Once deployed, traceAI-openai-agents ingests live traces and the same evaluators run against sampled traffic. Unlike SafetyBench’s static recognition test, FutureAGI’s production evaluators score actual generations and trajectories, so the safety story keeps updating after launch. The next engineering action is concrete: alert, fallback, regression set, or guardrail tightening — based on per-trace evidence, not a leaderboard number.

How to Measure or Detect It

Use SafetyBench results as a model-selection input, then track these signals in production:

SafetyBench per-category accuracy — record the seven category scores; weight by the categories that matter for your domain (e.g., privacy and property for fintech).
ContentSafety violation rate — runs on production responses; complements SafetyBench’s recognition test with behavior.
ActionSafety findings per trajectory — catches the agent failures SafetyBench cannot test.
IsCompliant pass rate by route — translates your written policy into a measurable score.
Eval-fail-rate-by-cohort — split by route, prompt version, and tenant to detect drift from the benchmark baseline.

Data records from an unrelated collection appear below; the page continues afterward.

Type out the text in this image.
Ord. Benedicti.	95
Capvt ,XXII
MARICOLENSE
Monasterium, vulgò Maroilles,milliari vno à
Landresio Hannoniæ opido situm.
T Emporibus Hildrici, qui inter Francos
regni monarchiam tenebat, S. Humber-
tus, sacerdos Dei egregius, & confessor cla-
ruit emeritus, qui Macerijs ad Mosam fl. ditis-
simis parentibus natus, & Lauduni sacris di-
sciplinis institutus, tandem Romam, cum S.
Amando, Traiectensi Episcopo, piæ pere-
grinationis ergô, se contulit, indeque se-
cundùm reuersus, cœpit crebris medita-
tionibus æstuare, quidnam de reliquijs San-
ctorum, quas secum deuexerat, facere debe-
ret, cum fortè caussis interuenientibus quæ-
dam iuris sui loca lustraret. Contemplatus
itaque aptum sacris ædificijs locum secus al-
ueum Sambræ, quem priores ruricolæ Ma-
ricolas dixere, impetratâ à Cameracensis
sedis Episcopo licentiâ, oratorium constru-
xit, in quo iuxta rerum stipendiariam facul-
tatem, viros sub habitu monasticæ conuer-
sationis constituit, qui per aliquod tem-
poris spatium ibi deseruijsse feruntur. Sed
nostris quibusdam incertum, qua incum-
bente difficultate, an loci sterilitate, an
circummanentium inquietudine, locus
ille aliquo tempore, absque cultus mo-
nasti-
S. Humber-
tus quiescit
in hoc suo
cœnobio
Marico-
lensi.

from fi.evals import ContentSafety, ActionSafety, IsCompliant

content = ContentSafety()
action = ActionSafety()
compliant = IsCompliant(policy="domain-policy-v3")

results = [e.evaluate(...) for e in (content, action, compliant)]

Track SafetyBench score and FAGI evaluator scores on the same dashboard so a model swap is judged on both.

Common Mistakes

Shipping on benchmark numbers alone. SafetyBench measures recognition in clean prompts; production needs behavior under jailbreaks, retrieval, and tool use.
Optimising for SafetyBench score. Models that game multiple-choice safety often over-refuse; measure refusal precision in your domain.
Ignoring the language split. Aggregate scores hide per-language gaps; if you serve multilingual traffic, score by language.
Treating SafetyBench as a one-time check. Re-run on every model swap and prompt-template change, then validate on production traces.
Confusing SafetyBench with agent safety. A high score does not predict whether an agent will take a destructive action.